The Ohio Supreme Court recently issued a decision holding that, following the purchase and transfer of a company’s assets, clients, or employees, the new company must offer evidence verifying that only a portion of the original business transferred in order to avoid being treated as a successor employer for workers’ compensation purposes.
In State ex rel. RFFG LLC v. Ohio Bureau of Workers’ Compensation, a parent corporation purchased Ameritemps, Inc., and then transferred the business’s assets to its wholly-owned subsidiary, RFFG. RFFG not only continued to operate Ameritemps under its original name and in the same location, but also retained a significant number of the same clients and employees. These factors led the Bureau to conclude that Ameritemps had transferred in whole to RFFG.

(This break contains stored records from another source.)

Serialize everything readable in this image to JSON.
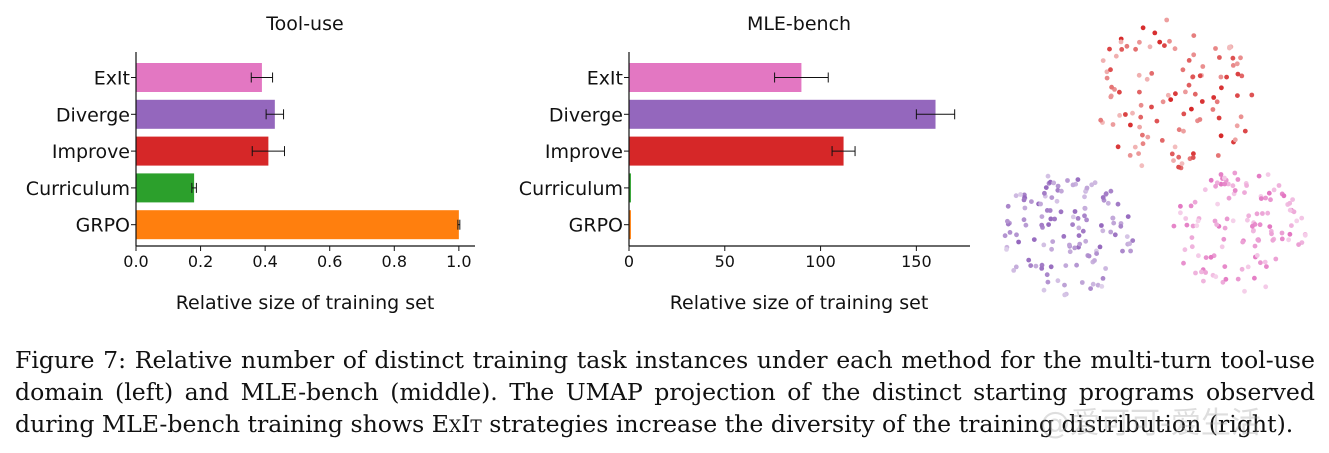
{
  "chart_data": [
    {
      "type": "bar",
      "orientation": "horizontal",
      "title": "Tool-use",
      "xlabel": "Relative size of training set",
      "categories": [
        "ExIt",
        "Diverge",
        "Improve",
        "Curriculum",
        "GRPO"
      ],
      "values": [
        0.39,
        0.43,
        0.41,
        0.18,
        1.0
      ],
      "errors": [
        0.033,
        0.027,
        0.05,
        0.007,
        0.003
      ],
      "colors": [
        "#e377c2",
        "#9467bd",
        "#d62728",
        "#2ca02c",
        "#ff7f0e"
      ],
      "xlim": [
        0,
        1.05
      ],
      "xticks": [
        "0.0",
        "0.2",
        "0.4",
        "0.6",
        "0.8",
        "1.0"
      ],
      "xtick_values": [
        0,
        0.2,
        0.4,
        0.6,
        0.8,
        1.0
      ]
    },
    {
      "type": "bar",
      "orientation": "horizontal",
      "title": "MLE-bench",
      "xlabel": "Relative size of training set",
      "categories": [
        "ExIt",
        "Diverge",
        "Improve",
        "Curriculum",
        "GRPO"
      ],
      "values": [
        90,
        160,
        112,
        1,
        1
      ],
      "errors": [
        14,
        10,
        6,
        0,
        0
      ],
      "colors": [
        "#e377c2",
        "#9467bd",
        "#d62728",
        "#2ca02c",
        "#ff7f0e"
      ],
      "xlim": [
        0,
        178
      ],
      "xticks": [
        "0",
        "50",
        "100",
        "150"
      ],
      "xtick_values": [
        0,
        50,
        100,
        150
      ]
    },
    {
      "type": "scatter",
      "title": "",
      "clusters": [
        {
          "color": "#d62728",
          "center": [
            0.55,
            0.25
          ],
          "radius": 0.27,
          "count": 110
        },
        {
          "color": "#9467bd",
          "center": [
            0.2,
            0.72
          ],
          "radius": 0.22,
          "count": 130
        },
        {
          "color": "#e377c2",
          "center": [
            0.77,
            0.7
          ],
          "radius": 0.22,
          "count": 120
        }
      ]
    }
  ],
  "caption": {
    "line1": "Figure 7: Relative number of distinct training task instances under each method for the multi-turn tool-use",
    "line2": "domain (left) and MLE-bench (middle). The UMAP projection of the distinct starting programs observed",
    "line3_pre": "during MLE-bench training shows ",
    "line3_sc": "ExIt",
    "line3_post": " strategies increase the diversity of the training distribution (right)."
  },
  "watermark": "@爱可可-爱生活"
}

RFFG argued that only a portion of the business had transferred, and thus, the Bureau abused its discretion in determining that RFFG was a successor employer and, thus, subject to . Notably, however, RFFG failed to provide the Bureau with any documents that substantiated this claim. Because the available evidence—the purchase agreement—did not contain language from which the Bureau could conclude that a full transfer had not occurred, the Supreme Court found that the Bureau acted within its discretion.
When transferring company assets, customers, and/or employees, the company must maintain and provide the Bureau with evidence verifying that only a portion, and not the entirety, of the original business transferred. Otherwise, that Bureau may legitimately calculate the new company’s workers’ compensation premium rates based on the original company’s experience rating. If you are considering acquiring another company’s assets, clients, or employees, you run the risk of acquiring their experience rating as well if proper documentation is not in place.